Callings and Momhood

9781620205822.jpg

Reading mothering books while trying to be a mother is, regrettably, not very high on my list of priorities. The book The High Calling of Motherhood, written by Chimene Shipley Dupler happens to be one of only a small handful of books I've read on being a mom. It was encouraging, then, to find that within 36 pages of her book a common idea was being unfolded in a was that truly struck me for the first time. Instead of paraphrasing, I'll just quote her directly:

You have been handpicked by God Almighty to be the mother of your children. You were chosen to be the mother to the very children that you call your own, whether biological or through adoption. It has been known and planned by God from the foundations of the earth. Our God is an intentional God. The gift of motherhood is not an accident. There has been no mistake.
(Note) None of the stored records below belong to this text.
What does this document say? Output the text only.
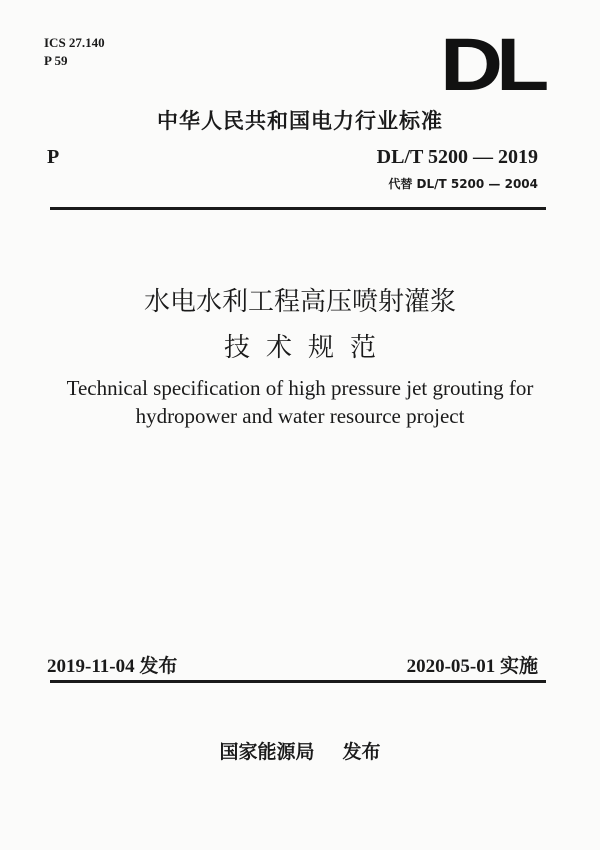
ICS 27.140
P 59	DL
中华人民共和国电力行业标准
P	DL/T 5200 — 2019
代替 DL/T 5200 — 2004
水电水利工程高压喷射灌浆
技术规范
Technical specification of high pressure jet grouting for
hydropower and water resource project
2019-11-04 发布	2020-05-01 实施
国家能源局 发布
You have been chosen and called to be the mother of your sons and daughters.

There is so much detail in the intricacy of cells coming together to become a human life as each child is knit together with such care and attention in our wombs. With that same precision, God gave you the exact children He planned for you from the foundations of the world. Being chosen adds an extreme soberness to the responsibility we have as mothers. God is entrusting us with the care and training of our children. When we stop long enough to let that marinate, we can understand more fully the honor and responsibility we have been given by God Himself ...

If God chose me to be the mother of my three daughters, then He is going to provide me with the resources that I need to fully care for them as unique individuals. (pg 36). 

Psalm 139 says: 

15 My frame was not hidden from you,
when I was being made in secret,
intricately woven in the depths of the earth.
16 Your eyes saw my unformed substance;
in your book were written, every one of them,
the days that were formed for me,
when as yet there was none of them.

I'd read and heard those verses countless times, but I'd never thought of them from a mother's perspective. God intricately wove my two children together in my womb. Before he even started that process, he knew the days of my children's lives and how each day would be spent. He saw every precious second tick by and knew what the futures of my children would hold before they had even begun being formed inside my belly.

God knew that at 17 months little Kev would be cutting four molars, battling the flu, suffering from an ear infection and taking over our bed every night due to that winning combination. He knew that our little daughter, barely nine weeks into her life, would be experiencing the final flutters of her heart, experiencing the last seconds of being inside her mother, and opening her new, perfect eyes to see the face of Jesus at about that same time.

God knew her entire, short life's story before she came into existence. He know's little Kev's story, from beginning to end. He knows our future children's names and personalities, their very DNA, and they aren't even part of our family portrait yet. 

He knows them and chose me to be their mother. He knows both little Kev's strengths and mine, both his weaknesses and mine, and he chose me to raise little Kev to manhood. Dupley states in the last paragraph that because of all of this, "[God will] provide me with the resources that I need to fully care for [my daughters] as unique individuals." 

God's choosing to put these children into my care and under my authority means that I am the best person for the job of being the mother of my children, and he makes sure I can handle this calling by giving me all the equipment I need within the person of Jesus. 

I'm not good at reading books on momming. I'm not good at reading any books in the nonfiction realm, actually. I get bored quickly, and I blame it on having to have a mind that is constantly trying to keep up with my son, manage a home, and maintain business, family, and friend relationships. Due to these things it was an encouragement to pick up this book (extremely hesitantly, I might add), reach page 36, and be so beautifully reminded of the highness of my calling to motherhood, the weightiness of responsibility on my shoulders, and the One who offers to carry all my burdens if I will only give them over. Being a mother is the toughest, most heart-breaking, most joy-filled, most satisfying, most exhausting job in the world, and I've never been happier or more honored to call a job MINE.